Buchvorstellung: „Ungehorsam“

Montage: Brigitta Jahn

Worum geht es?

Ein Roman über das Verschwinden einer Tochter, über Vertrauen zwischen Eltern und ihren Kindern, aber auch über die Sorgen der jungen Generation um die Folgen des Klimawandels. Es geht um die Fragen, wie sehr vertraue ich meinem Kind und darf in bestimmten Situationen jedes Mittel recht sein.
Die 15-jährige Lara ist verschwunden. Ohne eine Nachricht zu hinterlassen, taucht sie nach einem Kinobesuch nicht wieder zu Hause auf. Ihre Eltern melden sie bei der Polizei als vermisst. Dann findet ihre Mutter Rebekka heraus, dass ein Rucksack verschwunden ist und sie weiß, dass Lara nicht entführt wurde, sondern freiwillig gegangen ist. Aber warum? Sie denkt an all die Streitereien der vergangenen Wochen, an ihre Vorwürfe, daran wie wenig sie eigentlich über ihre Tochter weiß. Schließlich macht sie sich selber auf die Suche und trifft auf eine Gruppe junger Umweltaktivisten, denen jedes Mittel recht ist, um die Aufmerksamkeit der Gesellschaft für ihre Forderungen zu bekommen.

Was kann das Buch?

Was wissen wir wirklich über unsere Kinder? Wie sehr geben wir hnen Freiräume, wo endet das Vertrauen und wo beginnt die Liebe? Um diese großen Fragen geht es. Die Geschichte um die Klimaaktivisten trägt, ist aber für mich lediglich ein Nebenschauplatz.
Eigentlich geht es um Rebekka.
Und um Rebekka und das Verhältnis zu ihrer Tochter.
Wie sehr bleiben wir als Eltern wir selbst? Wie viele unserer Wünsche und Sorgen projizieren wir in unsere Kinder und wann wird aus Fürsorge Überwachung?
Immer wieder gibt es Sätze, in denen man sich und seine eigenen Gedanken wiedererkennt. Bei denen man sich ertappt und durchschaut fühlt.

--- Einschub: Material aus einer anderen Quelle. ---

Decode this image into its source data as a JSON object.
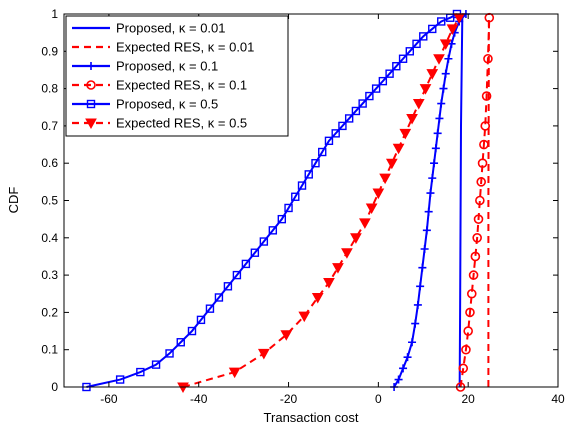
{
  "chart_data": {
    "type": "line",
    "title": "",
    "xlabel": "Transaction cost",
    "ylabel": "CDF",
    "xlim": [
      -70,
      40
    ],
    "ylim": [
      0,
      1
    ],
    "xticks": [
      -60,
      -40,
      -20,
      0,
      20,
      40
    ],
    "yticks": [
      0,
      0.1,
      0.2,
      0.3,
      0.4,
      0.5,
      0.6,
      0.7,
      0.8,
      0.9,
      1
    ],
    "grid": false,
    "legend_position": "top-left",
    "series": [
      {
        "name": "Proposed, κ = 0.01",
        "color": "#0000ff",
        "style": "solid",
        "marker": "none",
        "x": [
          18.1,
          18.2,
          18.3,
          18.4,
          18.6,
          18.7
        ],
        "y": [
          0.0,
          0.2,
          0.45,
          0.7,
          0.9,
          1.0
        ]
      },
      {
        "name": "Expected RES, κ = 0.01",
        "color": "#ff0000",
        "style": "dashed",
        "marker": "none",
        "x": [
          24.5,
          24.5,
          24.6,
          24.6
        ],
        "y": [
          0.0,
          0.5,
          0.9,
          1.0
        ]
      },
      {
        "name": "Proposed, κ = 0.1",
        "color": "#0000ff",
        "style": "solid",
        "marker": "plus",
        "x": [
          3.5,
          4.5,
          5.5,
          6.5,
          7.5,
          8.2,
          8.8,
          9.3,
          9.8,
          10.3,
          10.8,
          11.2,
          11.6,
          12.0,
          12.4,
          12.8,
          13.2,
          13.6,
          14.0,
          14.5,
          15.0,
          15.6,
          16.3,
          17.0,
          18.0,
          19.5
        ],
        "y": [
          0.0,
          0.02,
          0.05,
          0.08,
          0.12,
          0.17,
          0.22,
          0.27,
          0.32,
          0.37,
          0.42,
          0.47,
          0.52,
          0.56,
          0.6,
          0.64,
          0.68,
          0.72,
          0.76,
          0.8,
          0.84,
          0.88,
          0.92,
          0.95,
          0.98,
          1.0
        ]
      },
      {
        "name": "Expected RES, κ = 0.1",
        "color": "#ff0000",
        "style": "dashed",
        "marker": "circle",
        "x": [
          18.3,
          18.9,
          19.5,
          20.0,
          20.4,
          20.8,
          21.2,
          21.6,
          22.0,
          22.3,
          22.6,
          22.9,
          23.2,
          23.5,
          23.8,
          24.1,
          24.4,
          24.7
        ],
        "y": [
          0.0,
          0.05,
          0.1,
          0.15,
          0.2,
          0.25,
          0.3,
          0.35,
          0.4,
          0.45,
          0.5,
          0.55,
          0.6,
          0.65,
          0.7,
          0.78,
          0.88,
          0.99
        ]
      },
      {
        "name": "Proposed, κ = 0.5",
        "color": "#0000ff",
        "style": "solid",
        "marker": "square",
        "x": [
          -65,
          -57.5,
          -53,
          -49.5,
          -46.5,
          -44,
          -41.5,
          -39.5,
          -37.5,
          -35.5,
          -33.5,
          -31.5,
          -29.5,
          -27.5,
          -25.5,
          -23.5,
          -21.5,
          -20,
          -18.5,
          -17,
          -15.5,
          -14,
          -12.5,
          -11,
          -9.5,
          -8,
          -6.5,
          -5,
          -3.5,
          -2,
          -0.5,
          1,
          2.5,
          4,
          5.5,
          7,
          8.5,
          10,
          12,
          14,
          16,
          17.5
        ],
        "y": [
          0.0,
          0.02,
          0.04,
          0.06,
          0.09,
          0.12,
          0.15,
          0.18,
          0.21,
          0.24,
          0.27,
          0.3,
          0.33,
          0.36,
          0.39,
          0.42,
          0.45,
          0.48,
          0.51,
          0.54,
          0.57,
          0.6,
          0.63,
          0.66,
          0.68,
          0.7,
          0.72,
          0.74,
          0.76,
          0.78,
          0.8,
          0.82,
          0.84,
          0.86,
          0.88,
          0.9,
          0.92,
          0.94,
          0.96,
          0.98,
          0.99,
          1.0
        ]
      },
      {
        "name": "Expected RES, κ = 0.5",
        "color": "#ff0000",
        "style": "dashed",
        "marker": "triangle-down",
        "x": [
          -43.5,
          -32,
          -25.5,
          -20.5,
          -16.5,
          -13.5,
          -11,
          -9,
          -7,
          -5,
          -3,
          -1.5,
          0,
          1.5,
          3,
          4.5,
          6,
          7.5,
          9,
          10.5,
          12,
          13.5,
          15,
          16.5,
          18
        ],
        "y": [
          0.0,
          0.04,
          0.09,
          0.14,
          0.19,
          0.24,
          0.28,
          0.32,
          0.36,
          0.4,
          0.44,
          0.48,
          0.52,
          0.56,
          0.6,
          0.64,
          0.68,
          0.72,
          0.76,
          0.8,
          0.84,
          0.88,
          0.92,
          0.96,
          0.99
        ]
      }
    ]
  }
}
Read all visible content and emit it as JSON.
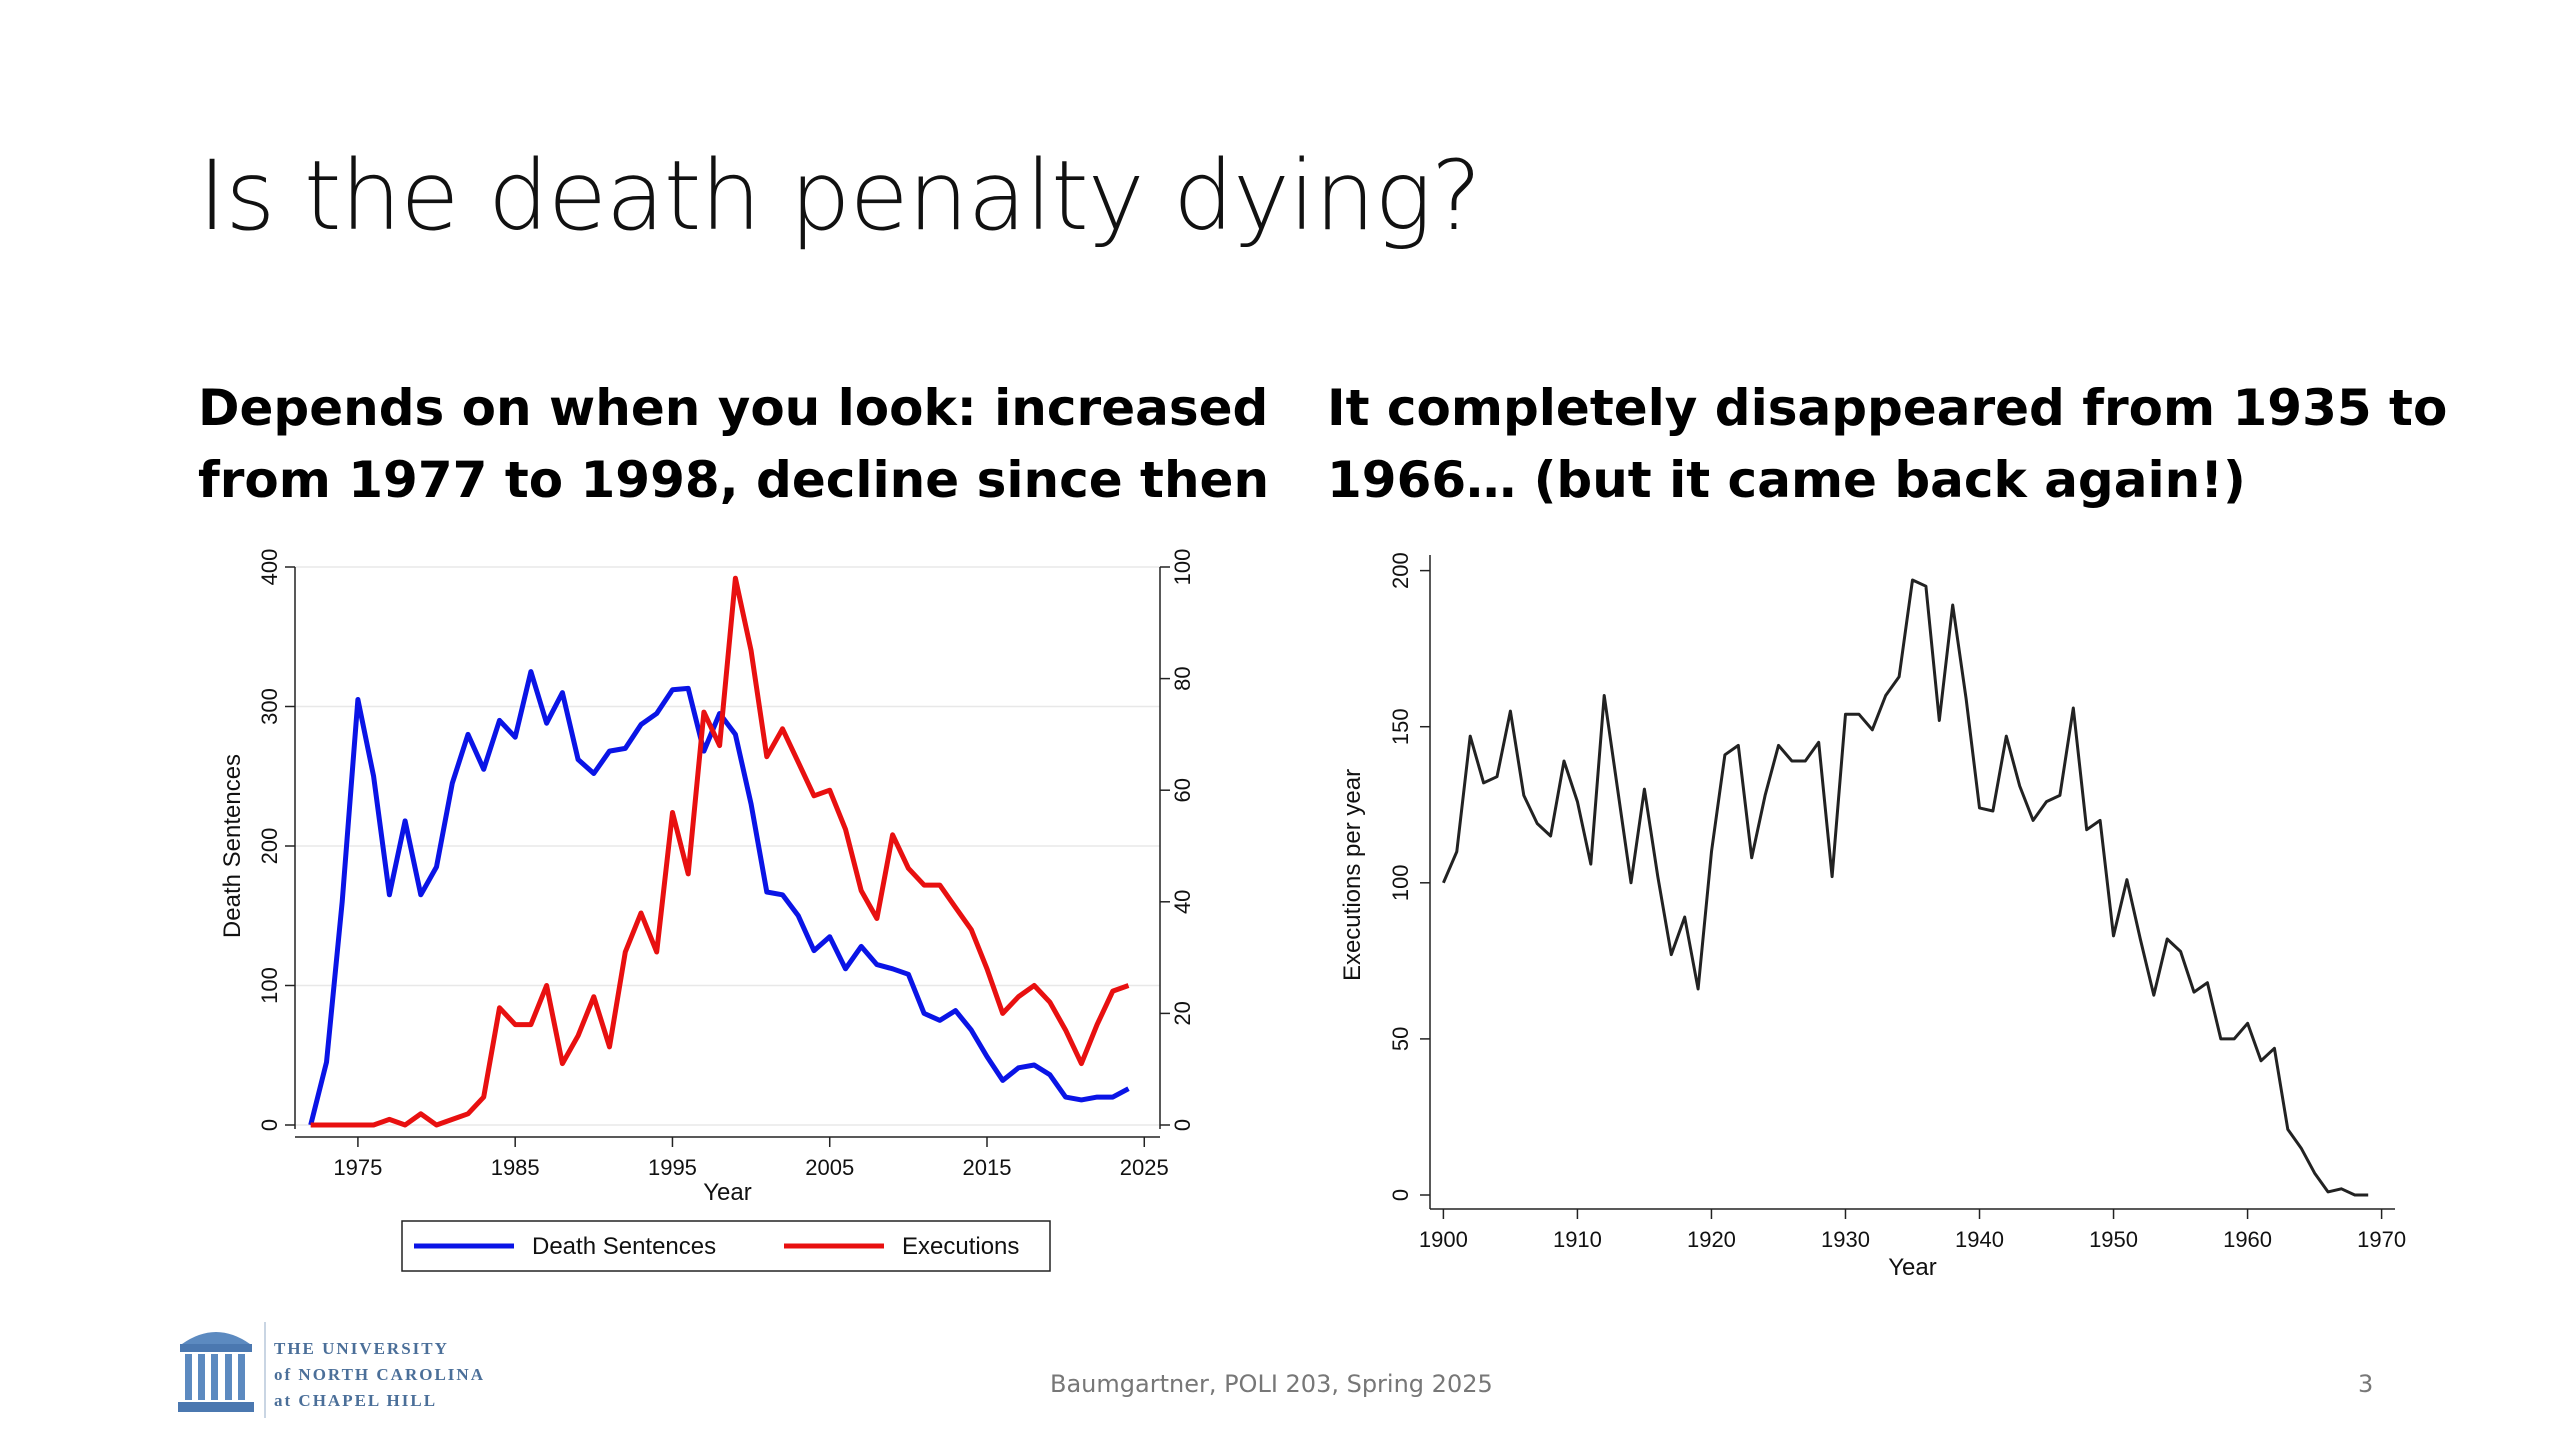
{
  "slide": {
    "title": "Is the death penalty dying?",
    "left_heading": [
      "Depends on when you look: increased",
      "from 1977 to 1998, decline since then"
    ],
    "right_heading": [
      "It completely disappeared from 1935 to",
      "1966… (but it came back again!)"
    ]
  },
  "footer": {
    "logo_lines": [
      "THE UNIVERSITY",
      "of NORTH CAROLINA",
      "at CHAPEL HILL"
    ],
    "citation": "Baumgartner, POLI 203, Spring 2025",
    "page_number": "3"
  },
  "chart_data": [
    {
      "type": "line",
      "xlabel": "Year",
      "ylabel": "Death Sentences",
      "y2label": "Executions",
      "xlim": [
        1971,
        2026
      ],
      "ylim": [
        0,
        400
      ],
      "y2lim": [
        0,
        100
      ],
      "xticks": [
        1975,
        1985,
        1995,
        2005,
        2015,
        2025
      ],
      "yticks": [
        0,
        100,
        200,
        300,
        400
      ],
      "y2ticks": [
        0,
        20,
        40,
        60,
        80,
        100
      ],
      "grid": "horizontal",
      "legend_position": "bottom",
      "x": [
        1972,
        1973,
        1974,
        1975,
        1976,
        1977,
        1978,
        1979,
        1980,
        1981,
        1982,
        1983,
        1984,
        1985,
        1986,
        1987,
        1988,
        1989,
        1990,
        1991,
        1992,
        1993,
        1994,
        1995,
        1996,
        1997,
        1998,
        1999,
        2000,
        2001,
        2002,
        2003,
        2004,
        2005,
        2006,
        2007,
        2008,
        2009,
        2010,
        2011,
        2012,
        2013,
        2014,
        2015,
        2016,
        2017,
        2018,
        2019,
        2020,
        2021,
        2022,
        2023,
        2024
      ],
      "series": [
        {
          "name": "Death Sentences",
          "color": "#0a14e6",
          "axis": "left",
          "values": [
            0,
            45,
            160,
            305,
            250,
            165,
            218,
            165,
            185,
            245,
            280,
            255,
            290,
            278,
            325,
            288,
            310,
            262,
            252,
            268,
            270,
            287,
            295,
            312,
            313,
            268,
            295,
            280,
            230,
            167,
            165,
            150,
            125,
            135,
            112,
            128,
            115,
            112,
            108,
            80,
            75,
            82,
            68,
            49,
            32,
            41,
            43,
            36,
            20,
            18,
            20,
            20,
            26
          ]
        },
        {
          "name": "Executions",
          "color": "#e81010",
          "axis": "right",
          "values": [
            0,
            0,
            0,
            0,
            0,
            1,
            0,
            2,
            0,
            1,
            2,
            5,
            21,
            18,
            18,
            25,
            11,
            16,
            23,
            14,
            31,
            38,
            31,
            56,
            45,
            74,
            68,
            98,
            85,
            66,
            71,
            65,
            59,
            60,
            53,
            42,
            37,
            52,
            46,
            43,
            43,
            39,
            35,
            28,
            20,
            23,
            25,
            22,
            17,
            11,
            18,
            24,
            25
          ]
        }
      ]
    },
    {
      "type": "line",
      "xlabel": "Year",
      "ylabel": "Executions per year",
      "xlim": [
        1899,
        1971
      ],
      "ylim": [
        0,
        205
      ],
      "xticks": [
        1900,
        1910,
        1920,
        1930,
        1940,
        1950,
        1960,
        1970
      ],
      "yticks": [
        0,
        50,
        100,
        150,
        200
      ],
      "grid": "off",
      "x": [
        1900,
        1901,
        1902,
        1903,
        1904,
        1905,
        1906,
        1907,
        1908,
        1909,
        1910,
        1911,
        1912,
        1913,
        1914,
        1915,
        1916,
        1917,
        1918,
        1919,
        1920,
        1921,
        1922,
        1923,
        1924,
        1925,
        1926,
        1927,
        1928,
        1929,
        1930,
        1931,
        1932,
        1933,
        1934,
        1935,
        1936,
        1937,
        1938,
        1939,
        1940,
        1941,
        1942,
        1943,
        1944,
        1945,
        1946,
        1947,
        1948,
        1949,
        1950,
        1951,
        1952,
        1953,
        1954,
        1955,
        1956,
        1957,
        1958,
        1959,
        1960,
        1961,
        1962,
        1963,
        1964,
        1965,
        1966,
        1967,
        1968,
        1969
      ],
      "series": [
        {
          "name": "",
          "color": "#222222",
          "axis": "left",
          "values": [
            100,
            110,
            147,
            132,
            134,
            155,
            128,
            119,
            115,
            139,
            126,
            106,
            160,
            130,
            100,
            130,
            102,
            77,
            89,
            66,
            110,
            141,
            144,
            108,
            128,
            144,
            139,
            139,
            145,
            102,
            154,
            154,
            149,
            160,
            166,
            197,
            195,
            152,
            189,
            159,
            124,
            123,
            147,
            131,
            120,
            126,
            128,
            156,
            117,
            120,
            83,
            101,
            82,
            64,
            82,
            78,
            65,
            68,
            50,
            50,
            55,
            43,
            47,
            21,
            15,
            7,
            1,
            2,
            0,
            0
          ]
        }
      ]
    }
  ]
}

Warum sollte mich das interessieren?

Weil es spannend ist, Rebekka dabei zuzusehen, wie sie sich innerhalb weniger Tage verändert. Von einer verheirateten Frau und Mutter, die in den Tag hineinlebt, wird sie zu einer nachdenklichen, alleinlebenden Frau, die beginnt, sich nicht nur um sich selbst zu drehen. Durch den Kontakt zu den Aktivistinnen und Aktivisten öffnet sich Rebekka für neue Gedanken über ihre Umwelt und dabei wird die Suche nach ihrer Tochter manchmal beinahe zur Nebensache.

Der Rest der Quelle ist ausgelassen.